Why The AI-Derangement Syndrome? Image

Why The AI-Derangement Syndrome?

By Christopher Moonlight | May 8, 2025

A Response To Those Who Believe AI Can’t Be Used For Creativity

AI is no more capable of creating art than a tube of paint, a brush, a lump of clay, or a digital canvas. Like a shovel won’t dig a ditch for you or a pen won’t understand your thoughts, AI is a tool guided by human intent. The value of what it makes depends entirely on the mind behind it, whether wielding a charred stick or a neural network humming with code. Art has always evolved with technology, from cave walls to computer screens.
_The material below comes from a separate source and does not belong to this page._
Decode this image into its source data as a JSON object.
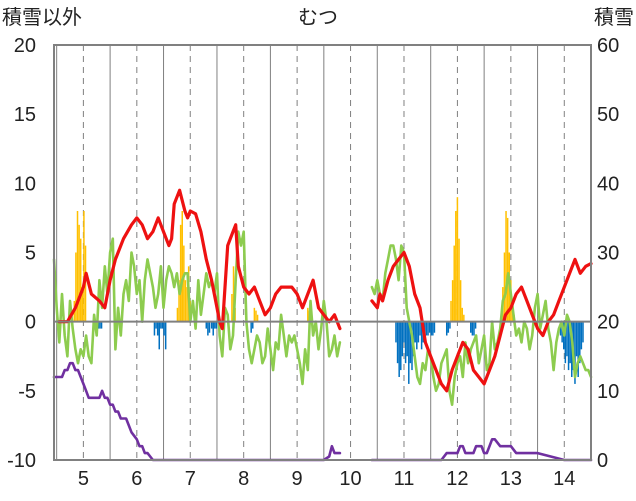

Every advance has expanded what we can create, not diminished it.

Yet, each time a new tool like AI emerges, a wave of fear and fury ripples through the world, stifling clear-headed discussion. Hollywood’s grim stories of rogue machines don’t help, planting seeds of doubt that technology itself is the enemy. But if things go wrong, it’s not AI acting alone; it’s us, dodging accountability out of fear, letting the ship run aground. When we take responsibility, we decide where AI fits, where it’s not needed, and where it can handle the grunt work so we can focus on what we want to shape with our own hearts and hands.

“AI is no more capable of creating art than a tube of paint…”

The loudest critics often mask their unease as principle, tossing out vague rules about what makes art real or calling new tools lazy cheats. These arguments bend to fit personal comfort zones, ignoring a culture that thrives on memes, remixes, fan art, and viral edits, many of which sidestep intellectual property without a blink. Plenty of artists borrow styles like anime, Tumblr’s raw edges, or Disney’s glossy charm, yet balk when AI enters the conversation. Odder still, some pin their hopes on old characters hitting the public domain, believing a return to familiar stories will somehow restore quality to art and culture. They’d rather freeze progress than risk the unknown. But art doesn’t grow by clinging to the past; it blooms when we blend the valuable lessons we can learn from it with what is possible with fresh, young minds using what is unfamiliar for those who have come before.